Evolution of the state’s current tax constraints

It’s been called “The Fiscal Thicket” and “The Gordian Knot” over the past couple of decades, but however one terms it, there are conflicts in the state’s tax policies for good or ill.

While some don’t mind those conflicts, saying it keeps state and local budgets in check, others say it makes it nearly impossible to budget into the future, leaving some of the most basic needs going underfunded.

Here’s a timeline on how the state got here:

? 1982: It started when Colorado voters approved the Gallagher Amendment. That constitutional amendment split the state’s property tax burden, requiring commercial property to take the bulk of it, 55 percent, to residential at 45 percent. As a result, taxes for commercial property are assessed at 29 percent of its assessed value, while residential has dropped to 8 percent.

? 1992: A decade later, voters approved the Taxpayer’s Bill of Rights, which, among other things, placed a cap on how much money state and local government budgets could grow year after year, limiting it to population increases and inflation. It also required that any new tax be approved by voters. As a result, few tax increase proposals have been placed on the ballot.

? 2000: As a result of those two amendments, voters then approved Amendment 23, which called for automatic increases in K-12 spending regardless of what the economy was doing. As a direct result, about 40 percent of the state’s total budget now goes to fund education.

? 2005: To deal with an issue in TABOR that required state and local budgets to ratchet down during bad economic times, voters approved a five-year timeout of TABOR’s revenue caps, meaning any additional revenue that governments collected during that time could be reapplied to state and local services.
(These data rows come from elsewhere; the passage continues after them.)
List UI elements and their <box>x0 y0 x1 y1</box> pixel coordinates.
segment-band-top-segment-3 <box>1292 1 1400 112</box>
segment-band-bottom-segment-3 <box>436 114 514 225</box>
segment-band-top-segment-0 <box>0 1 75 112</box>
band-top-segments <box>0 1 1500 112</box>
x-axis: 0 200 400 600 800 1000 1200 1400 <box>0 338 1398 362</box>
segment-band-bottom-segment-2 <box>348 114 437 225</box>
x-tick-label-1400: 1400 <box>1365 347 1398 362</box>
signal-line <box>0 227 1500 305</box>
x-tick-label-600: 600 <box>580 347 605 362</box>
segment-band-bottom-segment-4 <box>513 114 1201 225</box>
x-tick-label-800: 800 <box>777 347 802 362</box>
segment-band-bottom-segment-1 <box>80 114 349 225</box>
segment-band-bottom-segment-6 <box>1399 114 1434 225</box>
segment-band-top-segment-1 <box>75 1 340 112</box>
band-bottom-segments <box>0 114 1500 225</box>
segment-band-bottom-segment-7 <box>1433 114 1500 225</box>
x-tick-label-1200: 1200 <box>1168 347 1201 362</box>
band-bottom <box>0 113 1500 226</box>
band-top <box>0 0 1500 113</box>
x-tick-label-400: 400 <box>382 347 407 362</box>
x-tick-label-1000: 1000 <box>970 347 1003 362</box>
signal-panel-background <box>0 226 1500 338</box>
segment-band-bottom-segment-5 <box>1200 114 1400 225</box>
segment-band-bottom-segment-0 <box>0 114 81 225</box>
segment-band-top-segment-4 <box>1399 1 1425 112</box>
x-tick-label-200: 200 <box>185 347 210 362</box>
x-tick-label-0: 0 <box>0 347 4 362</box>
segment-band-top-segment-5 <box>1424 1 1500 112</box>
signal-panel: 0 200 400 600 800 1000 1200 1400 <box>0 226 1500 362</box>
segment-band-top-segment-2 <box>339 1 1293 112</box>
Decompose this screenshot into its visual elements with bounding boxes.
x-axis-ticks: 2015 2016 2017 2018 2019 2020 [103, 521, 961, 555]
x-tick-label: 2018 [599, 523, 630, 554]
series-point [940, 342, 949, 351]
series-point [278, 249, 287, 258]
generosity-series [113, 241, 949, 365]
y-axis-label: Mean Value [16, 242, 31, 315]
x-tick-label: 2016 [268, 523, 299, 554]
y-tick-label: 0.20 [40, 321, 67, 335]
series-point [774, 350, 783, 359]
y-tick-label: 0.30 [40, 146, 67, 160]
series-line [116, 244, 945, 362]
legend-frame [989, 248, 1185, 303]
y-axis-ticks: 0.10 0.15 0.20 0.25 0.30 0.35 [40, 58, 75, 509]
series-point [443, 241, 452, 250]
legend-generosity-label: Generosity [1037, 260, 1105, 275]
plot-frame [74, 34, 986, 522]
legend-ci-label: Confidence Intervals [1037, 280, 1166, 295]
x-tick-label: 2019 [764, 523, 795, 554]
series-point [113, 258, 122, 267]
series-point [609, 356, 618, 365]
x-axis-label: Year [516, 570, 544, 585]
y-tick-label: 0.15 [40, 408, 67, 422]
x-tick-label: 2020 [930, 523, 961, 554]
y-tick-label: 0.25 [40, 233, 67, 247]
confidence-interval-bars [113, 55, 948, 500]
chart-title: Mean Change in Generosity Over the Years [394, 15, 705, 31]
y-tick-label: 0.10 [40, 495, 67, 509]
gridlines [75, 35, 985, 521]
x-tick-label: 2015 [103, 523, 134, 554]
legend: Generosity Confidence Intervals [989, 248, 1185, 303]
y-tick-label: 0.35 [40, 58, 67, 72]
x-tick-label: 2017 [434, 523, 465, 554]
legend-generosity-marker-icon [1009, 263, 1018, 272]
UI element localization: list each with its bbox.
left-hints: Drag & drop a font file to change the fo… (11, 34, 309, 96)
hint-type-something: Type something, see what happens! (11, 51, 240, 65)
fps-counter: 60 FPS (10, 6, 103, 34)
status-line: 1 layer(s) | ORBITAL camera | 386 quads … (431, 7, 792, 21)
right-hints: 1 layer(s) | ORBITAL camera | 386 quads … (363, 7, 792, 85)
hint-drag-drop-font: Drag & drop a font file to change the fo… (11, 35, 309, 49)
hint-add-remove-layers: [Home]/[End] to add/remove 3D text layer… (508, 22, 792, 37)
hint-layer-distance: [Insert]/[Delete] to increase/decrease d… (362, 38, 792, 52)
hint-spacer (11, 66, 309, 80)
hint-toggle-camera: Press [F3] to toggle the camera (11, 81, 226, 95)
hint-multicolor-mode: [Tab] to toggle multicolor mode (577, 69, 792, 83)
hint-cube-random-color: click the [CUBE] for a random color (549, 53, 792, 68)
? 2009: Because taxes for gasoline haven’t gone up since TABOR was approved, and there was an increase in caseload due to the passage of the federal Affordable Care Act, the Colorado Legislature approved two new fees. One is known as the Road & Bridge Enterprise Fund, an additional fee that all Coloradans pay when registering their vehicles each year. The fund generates about $200 million a year for transportation projects. The second was the hospital provider fee, a charge hospitals pay to cover the cost of the additional uninsured Coloradans under the Affordable Care Act. This is the same year the Legislature created a “negative factor” on school funding, reducing how much money the state was paying for K-12 education.